At the wholesale level DA/BA makes sure that dealers follow general Hazard Analysis and Critical Control Point (HACCP) requirements.  HACCP  is a management tool designed to minimize food-safety hazards and used to protect the food supply against microbiological, chemical, and physical hazards.  Wholesalers must follow general sanitation monitoring requirements for factors such as:

·        safety of water,

·        condition and cleanliness of food contact surfaces,

·        prevention of cross-contamination,

·        maintenance of hand washing and toilet facilities,

·        protection from adulterants,

·        labeling, storage, and use of toxic compounds,

·        employee health conditions, and

·        exclusion of pests

Additionally Bureau of Aquaculture inspectors review records and verify that facilities are meeting all requirements of the NSSP MO.

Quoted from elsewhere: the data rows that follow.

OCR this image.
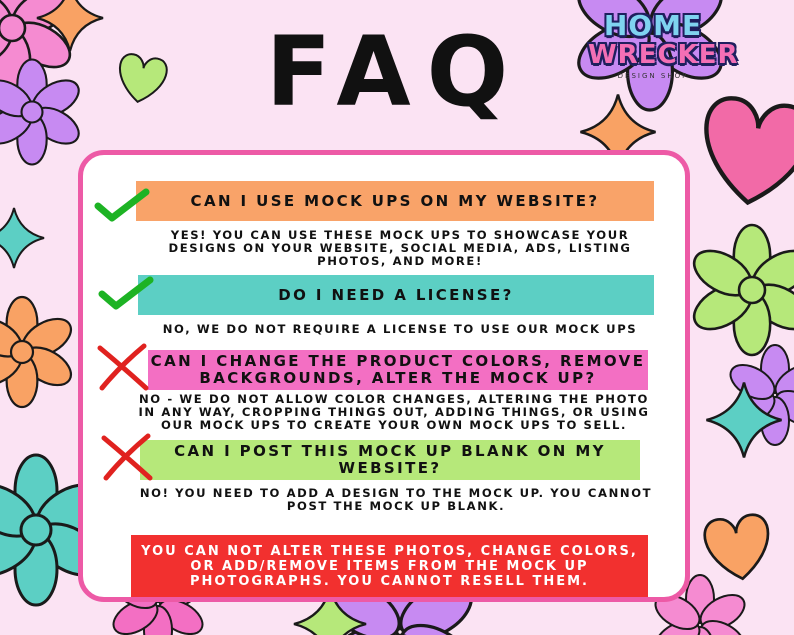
FAQ	HOME
WRECKER
DESIGN SHOP
CAN I USE MOCK UPS ON MY WEBSITE?
YES! YOU CAN USE THESE MOCK UPS TO SHOWCASE YOUR DESIGNS ON YOUR WEBSITE, SOCIAL MEDIA, ADS, LISTING PHOTOS, AND MORE!
DO I NEED A LICENSE?
NO, WE DO NOT REQUIRE A LICENSE TO USE OUR MOCK UPS
CAN I CHANGE THE PRODUCT COLORS, REMOVE BACKGROUNDS, ALTER THE MOCK UP?
NO - WE DO NOT ALLOW COLOR CHANGES, ALTERING THE PHOTO IN ANY WAY, CROPPING THINGS OUT, ADDING THINGS, OR USING OUR MOCK UPS TO CREATE YOUR OWN MOCK UPS TO SELL.
CAN I POST THIS MOCK UP BLANK ON MY WEBSITE?
NO! YOU NEED TO ADD A DESIGN TO THE MOCK UP. YOU CANNOT POST THE MOCK UP BLANK.
YOU CAN NOT ALTER THESE PHOTOS, CHANGE COLORS, OR ADD/REMOVE ITEMS FROM THE MOCK UP PHOTOGRAPHS. YOU CANNOT RESELL THEM.
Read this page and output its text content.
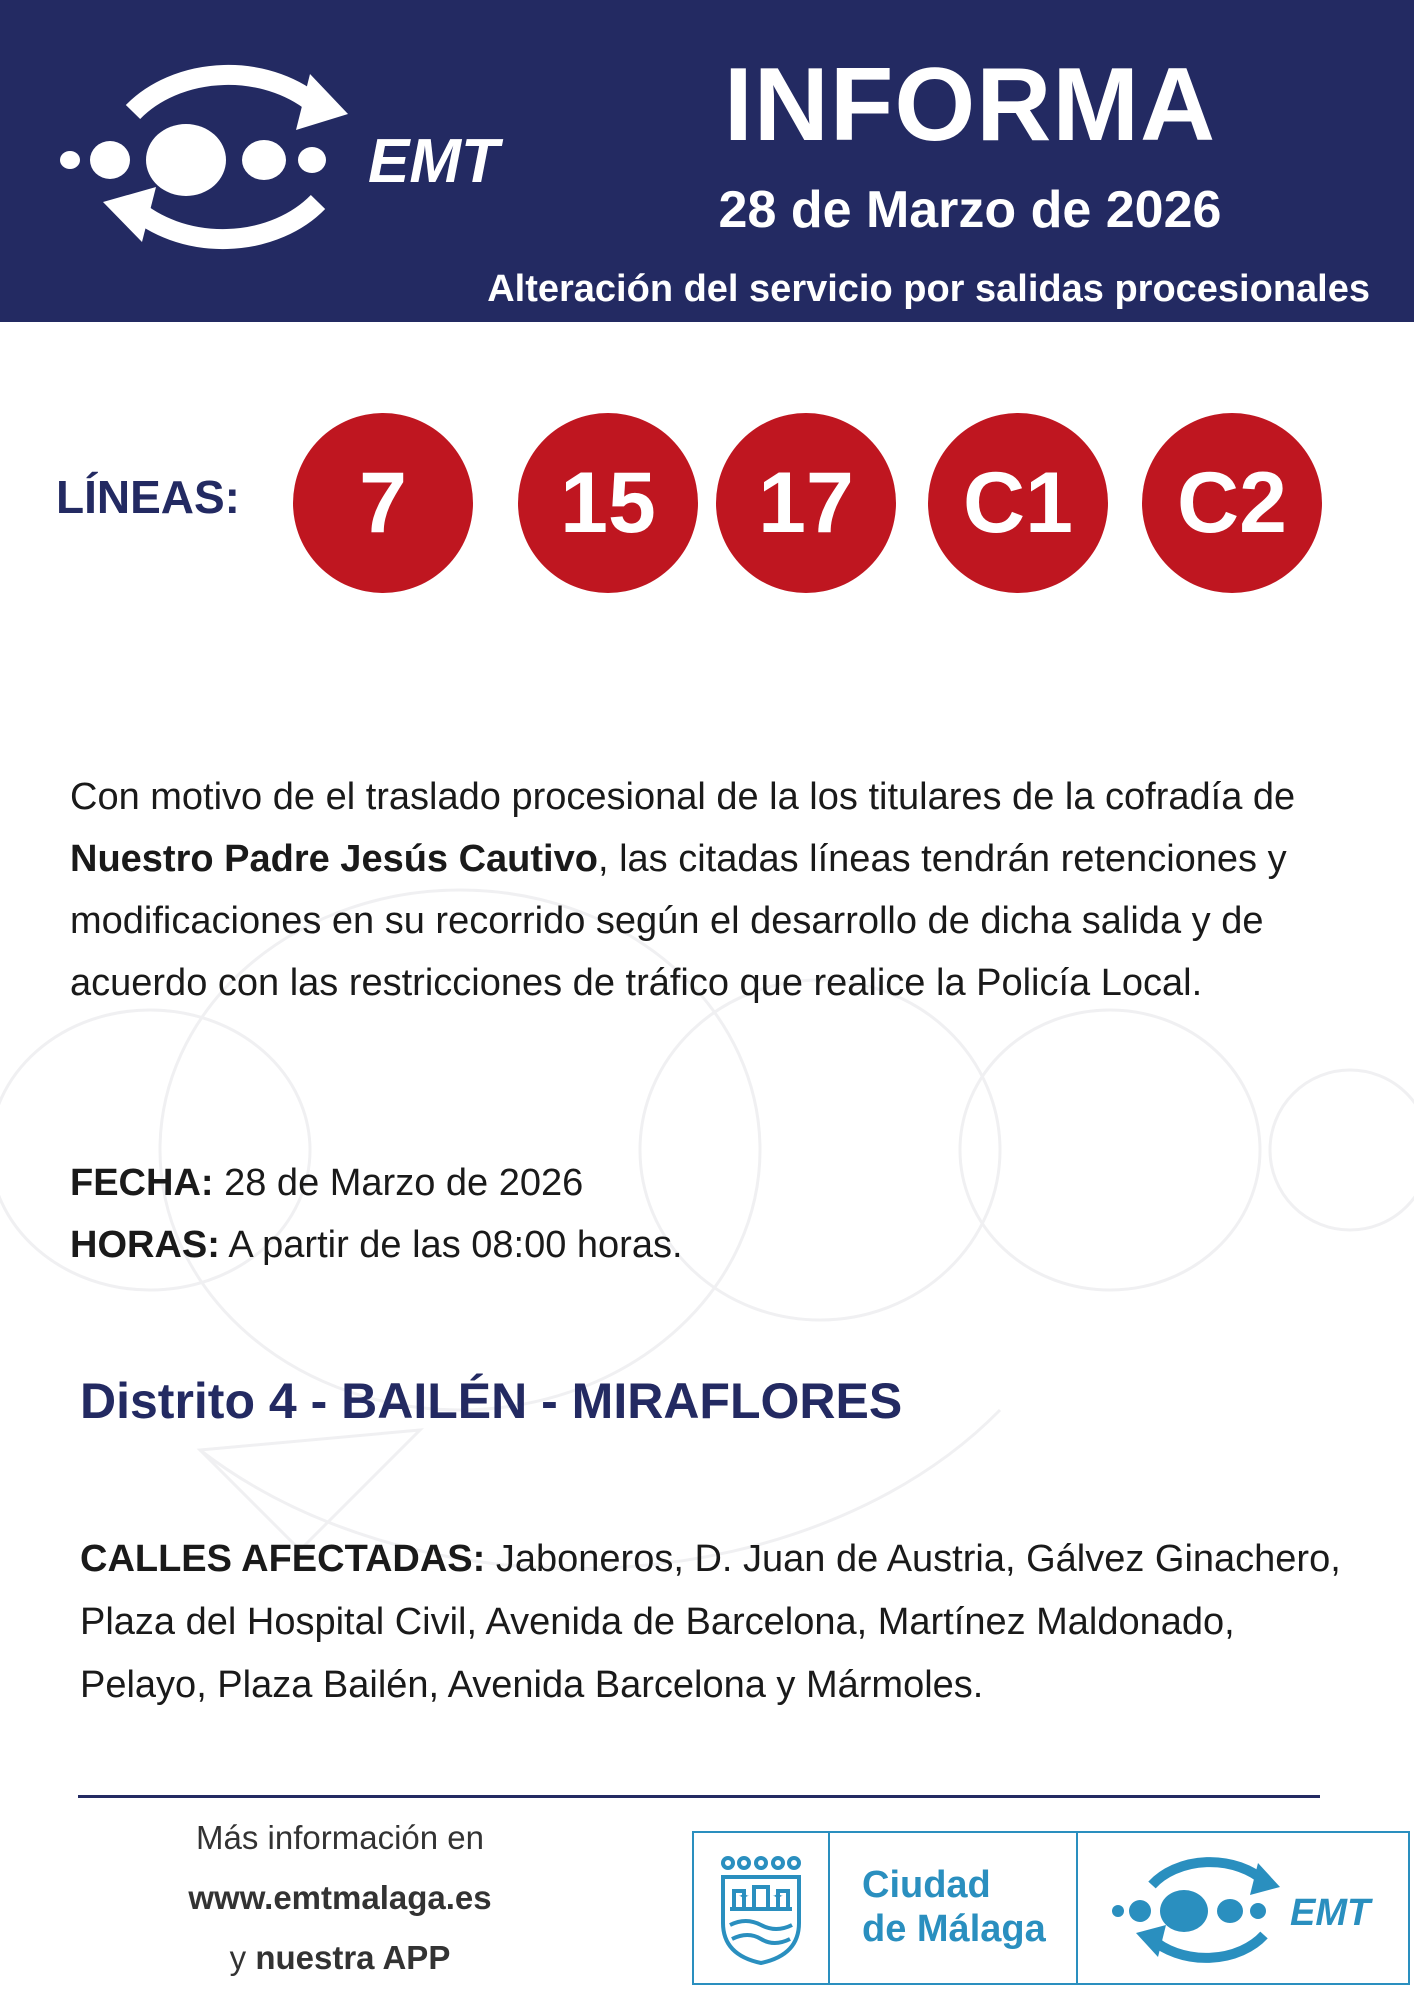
EMT	INFORMA
28 de Marzo de 2026
Alteración del servicio por salidas procesionales
LÍNEAS:	7	15	17	C1	C2
Con motivo de el traslado procesional de la los titulares de la cofradía de Nuestro Padre Jesús Cautivo, las citadas líneas tendrán retenciones y modificaciones en su recorrido según el desarrollo de dicha salida y de acuerdo con las restricciones de tráfico que realice la Policía Local.
FECHA: 28 de Marzo de 2026
HORAS: A partir de las 08:00 horas.
Distrito 4 - BAILÉN - MIRAFLORES
CALLES AFECTADAS: Jaboneros, D. Juan de Austria, Gálvez Ginachero, Plaza del Hospital Civil, Avenida de Barcelona, Martínez Maldonado, Pelayo, Plaza Bailén, Avenida Barcelona y Mármoles.
Más información en
www.emtmalaga.es
y nuestra APP
✦ ✦ Ciudad
de Málaga	EMT
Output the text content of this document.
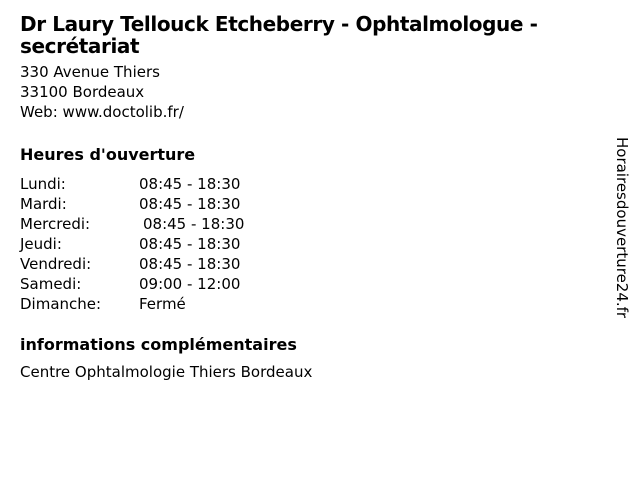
Dr Laury Tellouck Etcheberry - Ophtalmologue - secrétariat
330 Avenue Thiers
33100 Bordeaux
Web: www.doctolib.fr/
Heures d'ouverture
Lundi:	08:45 - 18:30
Mardi:	08:45 - 18:30
Mercredi:	08:45 - 18:30
Jeudi:	08:45 - 18:30
Vendredi:	08:45 - 18:30
Samedi:	09:00 - 12:00
Dimanche:	Fermé
informations complémentaires
Centre Ophtalmologie Thiers Bordeaux
Horairesdouverture24.fr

Growing Area Classifications

Shellfish waters are classified based on findings of a sanitary survey.  The sanitary survey identifies all actual and potential pollution sources, and their impact upon a growing area, reviews bacteriological quality of waters in the growing area, analyses meteorological, hydrodynamic, and geographic characteristics of the growing area, evaluates changes in land use and their potential to impact the growing area, evaluates the performance of sewage treatment plants, and looks for any failing septic systems.  The NSSP-MO requires sanitary surveys to be reevaluated and updated yearly, reviewed and updated every three years, and repeated every 12 years.  Any area not meeting all NSSP-MO criteria for its current classification, due to new or existing pollution sources or degradation of water quality, will be downgraded.  Any upgrade in an areas classification must be supported by the findings of a sanitary survey.